A travers les itinéraires entrecroisés de plusieurs destins - un très classique triangle amoureux - nous sommes confrontés à l’évolution d’une Chine en pleine mutation où se confrontent les gens du peuple et une nouvelle catégorie de chinois possédant richesse et culture. Ceux-ci pouvant, à l’aide de l’argent écraser les moins nantis et également fasciner. Ce sera le cas pour Tao (Tao Zhao, l’épouse du réalisateur) qui préféra l’homme qui rêve dollars plutôt que yens et qui, plus tard, donnera ce nom à son fils plutôt qu’un prénom chinois. On se doute bien que ce sera le mauvais choix et nous verrons l’évolution des uns et des autres et de leurs sentiments. La partie future en Australie en dit long sur les rêves/cauchemars et sur l’identité chinoise (ou plutôt la perte d’identité et de culture). Faut-il revenir au pays ? Qu’et-ce qu’un père, une mère ? Qu’est-ce qu’être amant et fils ?

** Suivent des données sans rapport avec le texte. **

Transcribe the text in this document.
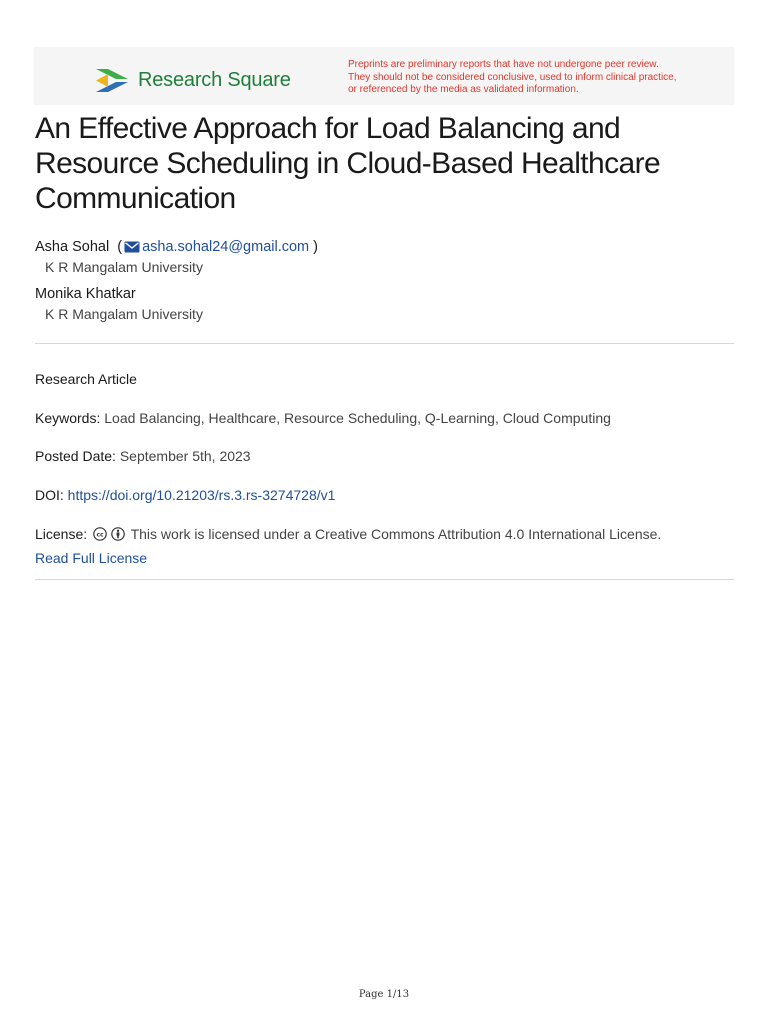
Research Square
Preprints are preliminary reports that have not undergone peer review.
They should not be considered conclusive, used to inform clinical practice,
or referenced by the media as validated information.
An Effective Approach for Load Balancing and
Resource Scheduling in Cloud-Based Healthcare
Communication
Asha Sohal ( asha.sohal24@gmail.com )
K R Mangalam University
Monika Khatkar
K R Mangalam University
Research Article
Keywords: Load Balancing, Healthcare, Resource Scheduling, Q-Learning, Cloud Computing
Posted Date: September 5th, 2023
DOI: https://doi.org/10.21203/rs.3.rs-3274728/v1
License: cc This work is licensed under a Creative Commons Attribution 4.0 International License.
Read Full License
Page 1/13
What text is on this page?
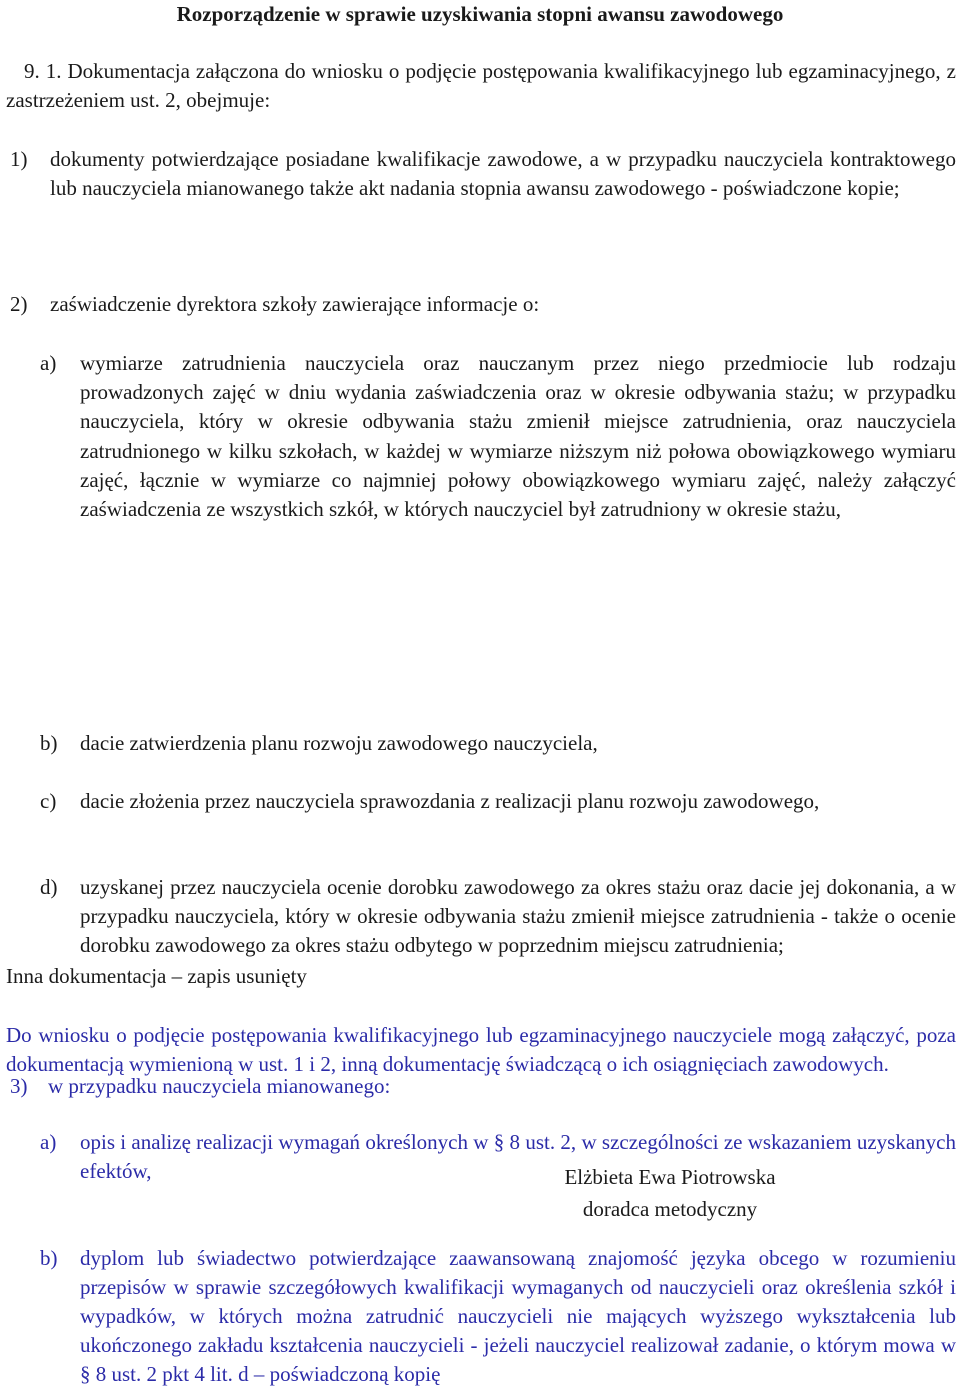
Rozporządzenie w sprawie uzyskiwania stopni awansu zawodowego
9. 1. Dokumentacja załączona do wniosku o podjęcie postępowania kwalifikacyjnego lub egzaminacyjnego, z zastrzeżeniem ust. 2, obejmuje:
1) dokumenty potwierdzające posiadane kwalifikacje zawodowe, a w przypadku nauczyciela kontraktowego lub nauczyciela mianowanego także akt nadania stopnia awansu zawodowego - poświadczone kopie;
2) zaświadczenie dyrektora szkoły zawierające informacje o:
a) wymiarze zatrudnienia nauczyciela oraz nauczanym przez niego przedmiocie lub rodzaju prowadzonych zajęć w dniu wydania zaświadczenia oraz w okresie odbywania stażu; w przypadku nauczyciela, który w okresie odbywania stażu zmienił miejsce zatrudnienia, oraz nauczyciela zatrudnionego w kilku szkołach, w każdej w wymiarze niższym niż połowa obowiązkowego wymiaru zajęć, łącznie w wymiarze co najmniej połowy obowiązkowego wymiaru zajęć, należy załączyć zaświadczenia ze wszystkich szkół, w których nauczyciel był zatrudniony w okresie stażu,
b) dacie zatwierdzenia planu rozwoju zawodowego nauczyciela,
c) dacie złożenia przez nauczyciela sprawozdania z realizacji planu rozwoju zawodowego,
d) uzyskanej przez nauczyciela ocenie dorobku zawodowego za okres stażu oraz dacie jej dokonania, a w przypadku nauczyciela, który w okresie odbywania stażu zmienił miejsce zatrudnienia - także o ocenie dorobku zawodowego za okres stażu odbytego w poprzednim miejscu zatrudnienia;
3) w przypadku nauczyciela mianowanego:
a) opis i analizę realizacji wymagań określonych w § 8 ust. 2, w szczególności ze wskazaniem uzyskanych efektów,
b) dyplom lub świadectwo potwierdzające zaawansowaną znajomość języka obcego w rozumieniu przepisów w sprawie szczegółowych kwalifikacji wymaganych od nauczycieli oraz określenia szkół i wypadków, w których można zatrudnić nauczycieli nie mających wyższego wykształcenia lub ukończonego zakładu kształcenia nauczycieli - jeżeli nauczyciel realizował zadanie, o którym mowa w § 8 ust. 2 pkt 4 lit. d – poświadczoną kopię
Inna dokumentacja – zapis usunięty
Do wniosku o podjęcie postępowania kwalifikacyjnego lub egzaminacyjnego nauczyciele mogą załączyć, poza dokumentacją wymienioną w ust. 1 i 2, inną dokumentację świadczącą o ich osiągnięciach zawodowych.
Elżbieta Ewa Piotrowska
doradca metodyczny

Il est possible que certains codes culturels m’échappent pour appréhender parfaitement le film, ainsi les explosions, la chute d’un avion, le charbon qui tombe d’un camion et d’autres éléments peuvent avoir (ou pas) un sens qui m’a échappé. Cela ne préjuge pas des qualités du film dont certains estiment qu’il méritait une Palme d’Or cannoise, mais plutôt de ma difficulté à en saisir toutes les subtilités.

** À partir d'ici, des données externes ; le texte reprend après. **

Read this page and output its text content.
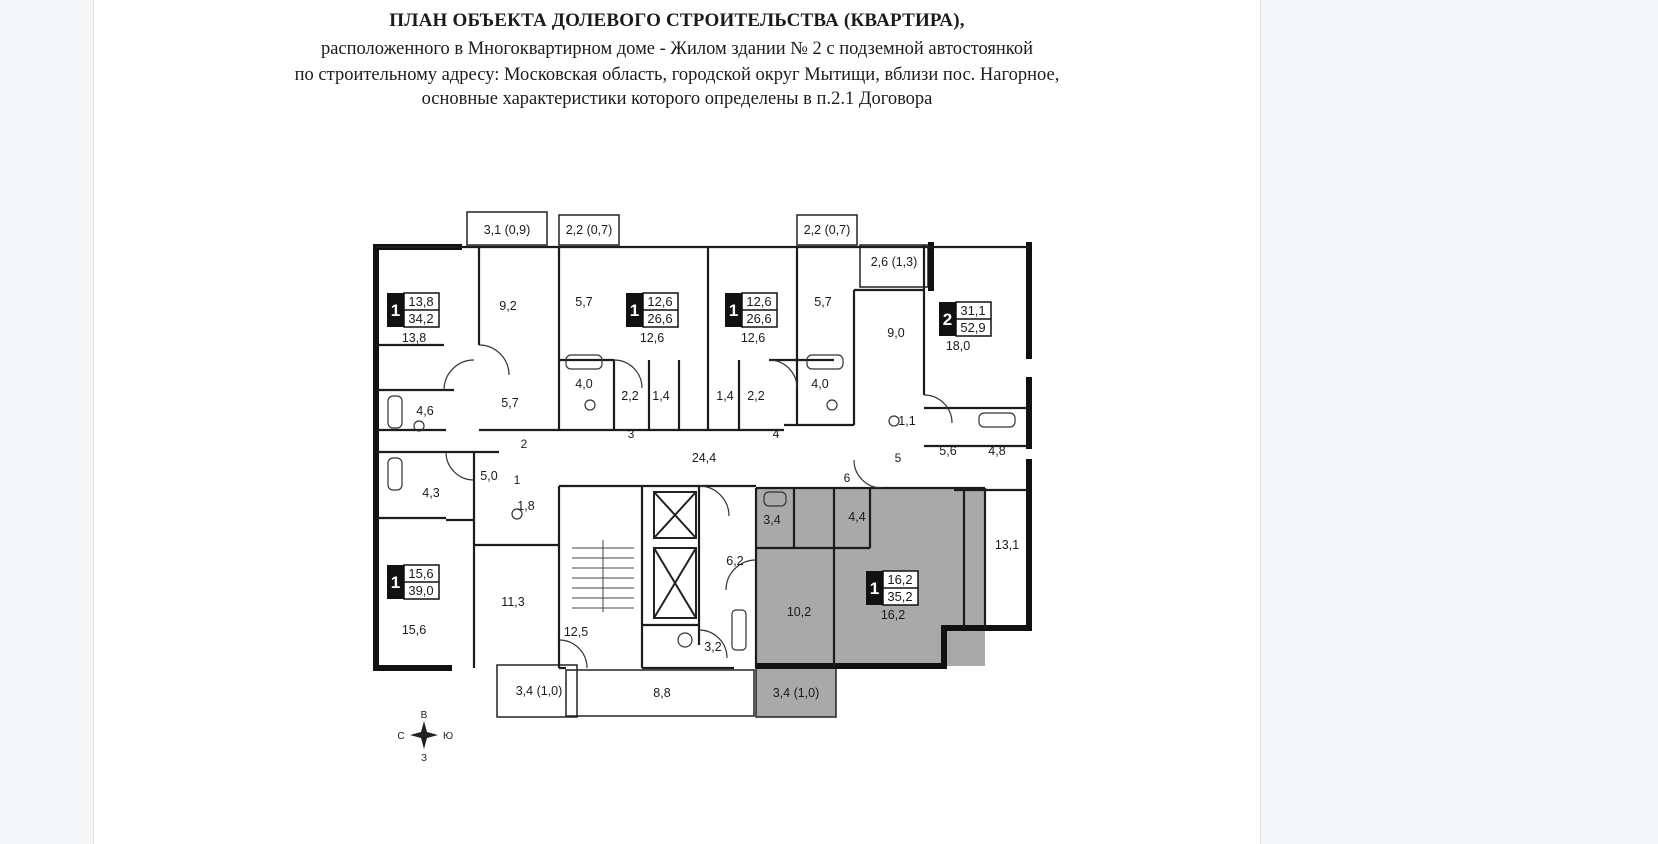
ПЛАН ОБЪЕКТА ДОЛЕВОГО СТРОИТЕЛЬСТВА (КВАРТИРА),

расположенного в Многоквартирном доме - Жилом здании № 2 с подземной автостоянкой

по строительному адресу: Московская область, городской округ Мытищи, вблизи пос. Нагорное,

основные характеристики которого определены в п.2.1 Договора

1 13,8
34,2	1 12,6
26,6	1 12,6
26,6	2 31,1
52,9
1 15,6
39,0	1 16,2
35,2
3,1 (0,9)	2,2 (0,7)	2,2 (0,7)
2,6 (1,3)
9,2	5,7	5,7
9,0
13,8	12,6	12,6
18,0
4,0	4,0
2,2 1,4	1,4 2,2
4,6
5,7
1,1
5,6	4,8
24,4
4,3
5,0
1,8
3,4	4,4
6,2
13,1
15,6
11,3
10,2	16,2
12,5
3,2
3,4 (1,0)	8,8	3,4 (1,0)
1
2
3	4
5
6
В
З
С	Ю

Pour aller plus loin (cliquez...)

Le réalisateur précise :
"Il y a eu un temps de maturation très long, Mountains May Depart vient en partie de séquences accumulées durant le tournage des films précédents. Depuis 2001, lorsque j’ai eu ma première caméra numérique, mon chef opérateur Yu Lik-wai et moi avons beaucoup circulé, en filmant un peu au hasard. Nous avons tourné des images qui n’étaient pas exactement des tests, plutôt des notes, sans savoir ce qu’on en ferait. Il y a 4 ans, nous avons fait plus ou moins la même chose avec une nouvelle caméra, beaucoup plus perfectionnée, l’Arriflex Alexa. La mise en relation de ces deux ensembles d’images, à 10 ans d’intervalle, m’a donné l’idée du film. J’ai été frappé à quel point les images de 2001 me semblaient lointaines, comme venues d’un monde disparu. Je me suis demandé comment j’étais moi-même à cette époque, et si j’étais capable de renouer avec celui que j’ai été il y a si longtemps… dix ans qui semblent un gouffre."

Quant aux deux chansons qui rythment le film, Zhang-ke Jia signale
"La chanson de Pet Shop Boys a été extrêmement populaire en Chine dans les années 90, quand j’étais à l’université, à une époque où des discothèques ouvraient un peu partout. Dans les boîtes de nuit et dans les soirées, Go West était la chanson qui passait systématiquement à la fin, et qui réunissait tout le monde dans une danse collective. On ne se demandait pas trop ce que désignait l’Ouest, ça pouvait être la Californie (qui pour nous est à l’Est) ou l’Australie comme les personnages du film. Quant à la chanson en cantonais, Take Care, c’est un morceau de la chanteuse Sally Yeh. Elle est une star de la cantopop, mais la chanson elle-même est peu connue. Je l’aime beaucoup, je l’écoute souvent. La musique populaire m’a toujours beaucoup intéressé, ces chansons m’ont aidé à comprendre la vie et elles sont un très bon témoignage de la mentalité collective, elles racontent la société. A nouveau, je suis frappé par la disparition, dans les chansons récentes, des sentiments forts, de l’engagement fidèle envers quelqu’un ou quelque chose qui était si présent auparavant. J’ai d’ailleurs publié un article sur le sujet : on a toujours des chansons d’amour, mais qui s’attachent plus au physique, et à l’instant. Au contraire, Take Care porte sur l’idée qu’une séparation est sans doute en cours, mais que ce qui a été vécu de fort ne sera pas effacé".